Simulation Environment

What are the minimum hardware requirements?

Hardware requirements are strongly dependent on the use case. For production level industrial cases the following is recommended for a minimum configuration.
  • The number CPU cores should at least equal number of GPU devices. Ideally, the number of CPU cores will slightly exceed the number of available GPU devices to ensure some computational overhead for system operations.
  • RAM should be at least equal to the RAM of GPUs combined.
  • 3TB HDD space (long term storage) or 500GB for operational drive.
  • Common nanoFluidX output can vary from 20 to 400 GB, depending on the size of the case, desired output and frequency of the output.
  • High speed interconnect for multi-node systems such as Infiniband.

For more information, refer to Platform and Hardware Requirements.
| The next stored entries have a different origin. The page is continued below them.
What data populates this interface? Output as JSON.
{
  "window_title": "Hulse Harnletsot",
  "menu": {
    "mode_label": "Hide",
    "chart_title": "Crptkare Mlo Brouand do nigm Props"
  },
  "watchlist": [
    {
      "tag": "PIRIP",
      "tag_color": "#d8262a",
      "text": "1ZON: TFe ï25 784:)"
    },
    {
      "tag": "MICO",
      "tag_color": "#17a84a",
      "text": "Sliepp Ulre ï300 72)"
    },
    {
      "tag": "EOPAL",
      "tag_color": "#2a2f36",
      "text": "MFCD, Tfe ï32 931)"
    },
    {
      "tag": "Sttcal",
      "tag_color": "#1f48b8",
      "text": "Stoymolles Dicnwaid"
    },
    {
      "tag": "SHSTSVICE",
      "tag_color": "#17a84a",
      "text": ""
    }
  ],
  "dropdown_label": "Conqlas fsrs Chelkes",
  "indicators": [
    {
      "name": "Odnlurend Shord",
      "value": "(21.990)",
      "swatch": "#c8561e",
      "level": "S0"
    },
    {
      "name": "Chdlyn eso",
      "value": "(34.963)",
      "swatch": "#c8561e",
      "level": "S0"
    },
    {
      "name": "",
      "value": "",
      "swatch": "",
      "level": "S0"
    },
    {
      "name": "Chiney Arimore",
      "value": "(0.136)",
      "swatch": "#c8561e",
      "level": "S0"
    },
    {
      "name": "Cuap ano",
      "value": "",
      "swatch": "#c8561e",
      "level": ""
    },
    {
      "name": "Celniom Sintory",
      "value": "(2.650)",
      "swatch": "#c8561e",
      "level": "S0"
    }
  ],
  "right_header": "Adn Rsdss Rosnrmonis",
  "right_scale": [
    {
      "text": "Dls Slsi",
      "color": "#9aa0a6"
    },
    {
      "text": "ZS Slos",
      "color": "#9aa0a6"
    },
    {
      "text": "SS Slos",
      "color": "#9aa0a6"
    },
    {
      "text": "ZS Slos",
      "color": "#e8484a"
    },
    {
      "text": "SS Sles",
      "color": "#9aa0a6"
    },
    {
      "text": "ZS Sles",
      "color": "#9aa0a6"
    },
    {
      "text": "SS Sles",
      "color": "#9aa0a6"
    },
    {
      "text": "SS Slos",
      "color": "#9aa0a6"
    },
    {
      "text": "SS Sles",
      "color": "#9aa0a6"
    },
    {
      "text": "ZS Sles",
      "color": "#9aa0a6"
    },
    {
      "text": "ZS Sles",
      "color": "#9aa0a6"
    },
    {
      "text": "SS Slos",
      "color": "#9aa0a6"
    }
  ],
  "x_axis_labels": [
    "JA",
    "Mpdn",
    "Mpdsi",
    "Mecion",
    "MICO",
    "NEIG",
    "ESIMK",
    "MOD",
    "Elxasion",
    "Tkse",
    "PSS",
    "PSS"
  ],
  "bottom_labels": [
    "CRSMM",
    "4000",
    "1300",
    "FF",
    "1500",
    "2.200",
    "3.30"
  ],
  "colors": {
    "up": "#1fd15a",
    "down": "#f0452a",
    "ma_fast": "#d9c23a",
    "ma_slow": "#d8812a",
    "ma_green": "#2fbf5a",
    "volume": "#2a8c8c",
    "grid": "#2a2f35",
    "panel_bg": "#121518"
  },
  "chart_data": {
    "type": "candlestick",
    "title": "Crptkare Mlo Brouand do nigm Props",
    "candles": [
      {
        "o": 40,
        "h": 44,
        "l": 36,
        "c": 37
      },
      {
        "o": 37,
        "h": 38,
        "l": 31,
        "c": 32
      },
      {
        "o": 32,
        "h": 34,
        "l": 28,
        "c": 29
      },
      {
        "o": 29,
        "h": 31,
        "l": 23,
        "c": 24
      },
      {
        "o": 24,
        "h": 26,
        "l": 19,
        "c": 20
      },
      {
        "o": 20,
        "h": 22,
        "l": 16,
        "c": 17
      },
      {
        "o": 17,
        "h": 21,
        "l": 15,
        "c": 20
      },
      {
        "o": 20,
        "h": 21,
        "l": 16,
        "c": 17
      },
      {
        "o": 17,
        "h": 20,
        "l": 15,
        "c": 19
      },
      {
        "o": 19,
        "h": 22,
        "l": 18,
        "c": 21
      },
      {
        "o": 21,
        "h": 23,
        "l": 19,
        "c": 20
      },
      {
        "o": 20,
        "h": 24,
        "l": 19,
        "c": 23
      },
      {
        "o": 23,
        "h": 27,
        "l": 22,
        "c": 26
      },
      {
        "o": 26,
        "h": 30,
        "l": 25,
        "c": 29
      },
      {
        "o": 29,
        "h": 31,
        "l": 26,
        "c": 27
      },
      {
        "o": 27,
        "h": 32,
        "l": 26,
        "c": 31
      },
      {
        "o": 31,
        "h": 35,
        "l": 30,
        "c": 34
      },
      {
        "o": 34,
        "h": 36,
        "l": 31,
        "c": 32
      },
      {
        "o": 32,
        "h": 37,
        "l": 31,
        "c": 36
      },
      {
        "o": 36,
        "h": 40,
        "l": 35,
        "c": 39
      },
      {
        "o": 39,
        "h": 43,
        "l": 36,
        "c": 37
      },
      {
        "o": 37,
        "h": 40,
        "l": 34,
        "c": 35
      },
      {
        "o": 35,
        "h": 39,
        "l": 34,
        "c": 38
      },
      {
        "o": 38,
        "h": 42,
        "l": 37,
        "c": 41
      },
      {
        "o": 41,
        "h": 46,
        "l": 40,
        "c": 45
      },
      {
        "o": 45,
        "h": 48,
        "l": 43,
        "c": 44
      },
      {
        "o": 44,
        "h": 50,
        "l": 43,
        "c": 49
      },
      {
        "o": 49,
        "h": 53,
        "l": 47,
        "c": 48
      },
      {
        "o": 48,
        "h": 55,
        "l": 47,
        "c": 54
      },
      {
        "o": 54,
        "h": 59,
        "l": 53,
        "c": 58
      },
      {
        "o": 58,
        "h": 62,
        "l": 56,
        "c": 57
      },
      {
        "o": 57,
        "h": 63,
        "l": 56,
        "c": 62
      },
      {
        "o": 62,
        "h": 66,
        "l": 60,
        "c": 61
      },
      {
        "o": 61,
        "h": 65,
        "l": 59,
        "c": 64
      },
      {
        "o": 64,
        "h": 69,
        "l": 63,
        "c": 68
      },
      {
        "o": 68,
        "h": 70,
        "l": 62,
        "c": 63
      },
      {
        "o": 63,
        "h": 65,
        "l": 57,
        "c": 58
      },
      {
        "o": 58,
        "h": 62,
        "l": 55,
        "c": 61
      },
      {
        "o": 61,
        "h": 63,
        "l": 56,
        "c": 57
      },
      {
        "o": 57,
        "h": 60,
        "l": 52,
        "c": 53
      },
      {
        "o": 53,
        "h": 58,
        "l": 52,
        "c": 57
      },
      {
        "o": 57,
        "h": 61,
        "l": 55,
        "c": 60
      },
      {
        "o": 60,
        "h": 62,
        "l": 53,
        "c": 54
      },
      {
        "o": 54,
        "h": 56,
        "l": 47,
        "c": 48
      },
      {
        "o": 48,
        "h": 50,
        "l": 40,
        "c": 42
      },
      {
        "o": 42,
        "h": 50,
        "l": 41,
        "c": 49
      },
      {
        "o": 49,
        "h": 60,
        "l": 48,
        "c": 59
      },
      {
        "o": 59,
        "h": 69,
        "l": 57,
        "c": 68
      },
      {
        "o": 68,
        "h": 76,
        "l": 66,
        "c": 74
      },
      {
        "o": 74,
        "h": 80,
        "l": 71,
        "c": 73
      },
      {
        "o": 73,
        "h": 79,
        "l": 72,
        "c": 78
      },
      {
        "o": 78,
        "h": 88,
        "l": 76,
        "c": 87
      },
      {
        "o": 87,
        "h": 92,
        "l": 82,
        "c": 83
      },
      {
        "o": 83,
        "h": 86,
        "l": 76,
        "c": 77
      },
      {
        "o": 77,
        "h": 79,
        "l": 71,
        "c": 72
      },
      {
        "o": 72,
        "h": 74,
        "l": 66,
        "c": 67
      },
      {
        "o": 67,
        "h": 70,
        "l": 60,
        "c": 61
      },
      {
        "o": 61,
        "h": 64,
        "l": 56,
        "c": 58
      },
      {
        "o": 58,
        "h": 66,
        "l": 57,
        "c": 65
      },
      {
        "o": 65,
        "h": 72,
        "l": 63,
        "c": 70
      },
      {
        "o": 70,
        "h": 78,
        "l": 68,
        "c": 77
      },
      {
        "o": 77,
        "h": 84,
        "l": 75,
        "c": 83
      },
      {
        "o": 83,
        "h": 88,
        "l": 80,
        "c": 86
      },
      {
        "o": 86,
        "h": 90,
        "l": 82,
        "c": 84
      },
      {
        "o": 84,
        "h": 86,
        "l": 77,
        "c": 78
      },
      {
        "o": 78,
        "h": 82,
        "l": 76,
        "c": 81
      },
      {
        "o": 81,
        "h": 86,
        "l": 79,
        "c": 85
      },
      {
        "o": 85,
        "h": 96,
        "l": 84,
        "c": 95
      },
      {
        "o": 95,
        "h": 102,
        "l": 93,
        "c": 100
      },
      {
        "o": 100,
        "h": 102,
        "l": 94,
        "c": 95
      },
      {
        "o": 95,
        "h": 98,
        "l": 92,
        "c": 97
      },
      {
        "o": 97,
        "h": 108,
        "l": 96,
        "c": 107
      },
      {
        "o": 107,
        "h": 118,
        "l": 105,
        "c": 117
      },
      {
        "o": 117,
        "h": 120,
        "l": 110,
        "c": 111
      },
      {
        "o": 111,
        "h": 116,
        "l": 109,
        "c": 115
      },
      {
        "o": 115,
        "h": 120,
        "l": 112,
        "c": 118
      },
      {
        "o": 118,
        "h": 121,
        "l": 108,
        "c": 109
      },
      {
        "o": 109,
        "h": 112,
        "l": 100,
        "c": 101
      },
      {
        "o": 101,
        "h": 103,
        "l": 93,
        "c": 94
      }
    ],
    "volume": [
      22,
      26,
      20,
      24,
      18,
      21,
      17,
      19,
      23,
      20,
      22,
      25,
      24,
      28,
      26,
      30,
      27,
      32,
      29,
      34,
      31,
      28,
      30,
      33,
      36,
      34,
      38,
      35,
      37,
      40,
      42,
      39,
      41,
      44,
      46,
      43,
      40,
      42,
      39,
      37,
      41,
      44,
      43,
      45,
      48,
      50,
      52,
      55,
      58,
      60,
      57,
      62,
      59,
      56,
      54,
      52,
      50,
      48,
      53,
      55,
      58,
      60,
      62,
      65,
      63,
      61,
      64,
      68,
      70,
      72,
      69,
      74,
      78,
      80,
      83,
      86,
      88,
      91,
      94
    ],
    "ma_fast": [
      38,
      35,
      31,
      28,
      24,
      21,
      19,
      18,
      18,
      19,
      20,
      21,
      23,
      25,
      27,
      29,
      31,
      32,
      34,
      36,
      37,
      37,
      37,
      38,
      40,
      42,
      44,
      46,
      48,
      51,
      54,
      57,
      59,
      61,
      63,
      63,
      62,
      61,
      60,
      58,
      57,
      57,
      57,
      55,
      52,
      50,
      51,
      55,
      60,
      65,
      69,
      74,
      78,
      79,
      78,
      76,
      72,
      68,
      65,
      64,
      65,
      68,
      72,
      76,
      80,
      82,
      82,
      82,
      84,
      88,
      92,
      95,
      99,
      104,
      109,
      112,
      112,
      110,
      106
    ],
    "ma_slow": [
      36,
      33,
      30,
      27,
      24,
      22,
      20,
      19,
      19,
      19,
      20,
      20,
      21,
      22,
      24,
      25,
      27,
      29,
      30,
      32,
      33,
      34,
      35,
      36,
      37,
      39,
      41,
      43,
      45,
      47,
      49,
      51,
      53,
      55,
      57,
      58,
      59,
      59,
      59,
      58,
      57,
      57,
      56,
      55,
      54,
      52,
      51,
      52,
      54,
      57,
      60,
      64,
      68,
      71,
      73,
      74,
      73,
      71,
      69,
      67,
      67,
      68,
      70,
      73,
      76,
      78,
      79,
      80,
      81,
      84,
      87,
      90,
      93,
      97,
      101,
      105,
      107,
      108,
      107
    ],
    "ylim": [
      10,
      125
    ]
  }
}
Can nanoFluidX run on multiple nodes?

Yes, nanoFluidX is utilizing OpenMPI for parallelization and it is multi-node ready (provided a high speed interconnect such as Infiniband is available).

Can nanoFluidX run on a CPU-only machine?

No, NVIDIA GPUs are necessary.

Does the performance of the CPU influence the speed of the simulation?

nanoFluidX performs all heavy computations on the GPU hardware and only a small part of the code is executed on CPUs. Heavy investment in CPU power will not bring much (or any) acceleration.

Does hard-drive performance affect the simulation time?

The difference in storage speed is generally not significant.

Can I use my desktop/laptop/workstation GPU for nanoFluidX?

The desktop, laptop, or workstation must meet the following requirements.
  • Runs supported OS environment - Windows or Linux
  • Contains a NVIDIA GPU that supports CUDA compute capability higher than 3.0
  • Has sufficient hardware resources

For more information, refer to Platform and Hardware Requirements.

Why GPUs?

In test cases, such as the real DCT gearbox case shown below, GPUs exceed CPUs in performance.
Real DCT gearbox case
  • 13.5 million particles
  • Extremely complex geometry
  • 3000 rpm
  • 3.4 seconds of physical time
  • Pre processing: 2 days

Figure 1.
On a per-server basis, a GPU server is more expensive than a CPU server (up to 80k versus 10-15k). It would take approximately 250 CPU servers to match a single GPU box in terms of performance. Overall, GPUs are much cheaper than CPUs.

Why does nanoFluidX only run on NVIDIA GPU models instead of extending to all brands?

The CUDA programming language nanoFluidX requires is only supported by NVIDIA.

Will nanoFluidX be supported on Windows?

As of the 2022.1 release, nanoFluidX is supported on Windows and is limited to a single GPU.

For more information, refer to Windows in the Run nanoFluidX documentation.

Can nanoFluidX run on a virtual machine under Windows? (Linux guest, Windows host)?


What is the typical run time of a nanoFluidX simulation in terms of hours?

This depends on a number of factors, but typical use cases can run between 2 and 120 hours.
Use Case
2 Hours
Single phase
2000 RPM simple gearbox or differential
3 to 5 s of physical time
1 mm resolution
Runs on 1 Tesla V100 GPU
120 hours
10,000 RPM e-motor or high-revving complex gearbox
1.5 s of physical time
0.5 mm resolution
Runs on 8Tesla V100 GPUs
In a 1-1 comparison with CPU-based SPH codes, nanoFluidX is significantly faster.

Which NVIDIA driver version do you recommend?

The latest available drivers are recommended in all scenarios.

For more information, refer to Hardware Requirements.

Does the driver version affect performance?

There might be slight improvements in newer versions, but they are not significant (maximum order of a few percent).

Do I need a CUDA installation?

No, all the required libraries are shipped with the nanoFluidX package.

Does the OS distribution/flavor affect performance?

There is no significant difference.

Which OS is recommended?

For a list of all supported OS, refer to Platform and Hardware Requirements. RHEL (and derivatives) or Ubuntu are the most used and tend to be the most thoroughly tested. As of the 2022.1 release, nanoFluidX is available on Windows.

How many particles do you recommend for the best GPU utilization?

For optimal efficiency, a least an average order of one to two million particles per GPU is recommended. When less particles per GPU are used it can result in decreased runtime.

Does nanoFluidX support any other MPI implementations?

Currently, no. There are no plans to do so in the near future.

How many GPUs do I need?

This depends on the run. Simple cases, coarse resolution, or single phase cases can be run on one or two GPUs. For what Altair considers an optimal setup, use of multiphase formulation and for peak accuracy, four GPUs are recommended to start. Eight or more GPUs are recommended for cutting edge simulation or high workloads.